The Bush Injustice Department

Written by SK Ashby

You may have heard that Blackwater security contractors are just now being sentenced in 2015 for a massacre that occurred in Iraq in 2007.

If you're wondering why it took so long to reach this point, the explanation appears to be all too familiar.

Internal emails show that FBI agents and federal prosecutors were obstructed by political appointees in the Justice Department under President Bush.

“We are getting some serious resistance from our office to charging the defendants with mandatory minimum time,” Kenneth Kohl, a federal prosecutor, told the lead F.B.I. agent on the case, John Patarini, as the Justice Department prepared to ask a grand jury to vote on an indictment in December 2008.

Mr. Patarini was incensed. “I would rather not present for a vote now and wait until the new administration takes office than to get an indictment that is an insult to the individual victims, the Iraqi people as a whole, and the American people who expect their Justice Department to act better than this,” he replied.

[...]

Andrew McCabe, an F.B.I. supervisor, took the grievances to his boss, John Perren, saying the Justice Department was “delaying and reducing” the indictment. “This is the latest in what has become a troubling habit by D.O.J.,” he wrote. He encouraged top F.B.I. officials to press their case.

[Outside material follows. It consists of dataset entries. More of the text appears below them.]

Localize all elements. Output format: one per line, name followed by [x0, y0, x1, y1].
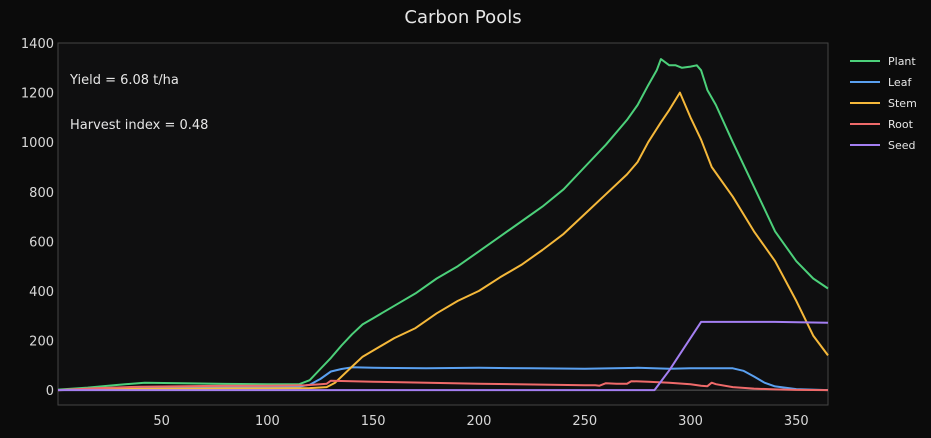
- legend-item-root[interactable]: Root: [850, 118, 914, 131]
- harvest-index-annotation: Harvest index = 0.48: [70, 118, 208, 133]
- x-tick-label: 250: [572, 414, 597, 429]
- y-tick-label: 1000: [21, 136, 54, 151]
- y-tick-label: 200: [29, 335, 54, 350]
- x-tick-label: 300: [678, 414, 703, 429]
- series-line-root: [57, 379, 829, 392]
- legend-item-stem[interactable]: Stem: [850, 97, 917, 110]
- legend-label: Seed: [888, 139, 916, 152]
- series-line-plant: [57, 58, 829, 391]
- x-tick-label: 50: [153, 414, 170, 429]
- series-line-leaf: [57, 366, 829, 392]
- x-tick-label: 200: [467, 414, 492, 429]
- chart-title: Carbon Pools: [404, 7, 521, 28]
- y-tick-label: 600: [29, 235, 54, 250]
- y-axis: 0 200 400 600 800 1000 1200 1400: [21, 37, 54, 399]
- legend-item-leaf[interactable]: Leaf: [850, 76, 912, 89]
- x-tick-label: 100: [255, 414, 280, 429]
- plot-area: [57, 42, 829, 406]
- series-line-seed: [58, 320, 829, 392]
- legend-item-plant[interactable]: Plant: [850, 55, 916, 68]
- x-tick-label: 350: [784, 414, 809, 429]
- legend-label: Stem: [888, 97, 917, 110]
- y-tick-label: 400: [29, 285, 54, 300]
- series-lines: [57, 58, 829, 392]
- x-axis: 50 100 150 200 250 300 350: [153, 414, 808, 429]
- y-tick-label: 0: [46, 384, 54, 399]
- x-tick-label: 150: [361, 414, 386, 429]
- yield-annotation: Yield = 6.08 t/ha: [69, 73, 179, 88]
- legend-label: Root: [888, 118, 914, 131]
- legend-item-seed[interactable]: Seed: [850, 139, 916, 152]
- y-tick-label: 1400: [21, 37, 54, 52]
- legend-label: Leaf: [888, 76, 912, 89]
- legend[interactable]: Plant Leaf Stem Root Seed: [850, 55, 917, 152]
- legend-label: Plant: [888, 55, 916, 68]
- series-line-stem: [57, 91, 829, 392]
- y-tick-label: 1200: [21, 87, 54, 102]
- y-tick-label: 800: [29, 186, 54, 201]
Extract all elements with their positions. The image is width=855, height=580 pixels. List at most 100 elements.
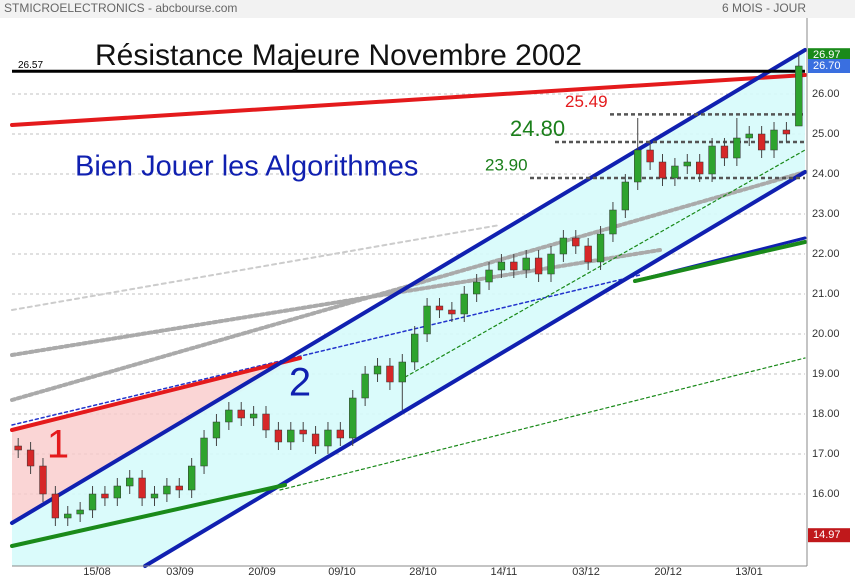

The Bush Injustice Department reportedly objected to weapons charges that would carry a minimum 30-year prison sentence. The department also objected to second-degree murder charges for the contractors.

Charges were eventually filed against each of them, but the delays came at a cost.

After the indictment, the case faced problems and accusations of prosecutorial misconduct and was nearly lost. Then prosecutors missed a filing deadline and let the statute of limitations expire against Mr. Slatten. So he alone was charged with and convicted of murder, which has no statute of limitations. The others were charged with several counts of manslaughter, attempted manslaughter and one count each of using a machine gun in a crime of violence.

Even now it's amazing to me how our entire law enforcement philosophy and regime can shift from one administration to the next.

It would be an understatement to say that I was disillusioned as someone who came of age and became an adult under the Bush administration which pushed the Patriot Act, began designating "persons of interest," and politicized U.S. attorneys and the Justice Department. One of my most vivid memories of that era is watching former Attorney General Alberto Gonzales repeatedly say that he "can't recall."

I had little to no faith in federal law enforcement prior to Attorney General Eric Holder's tenure and I can only hope that the next administration follows his lead.

I suppose you could say the same about virtually every sector of government. It's why elections matter.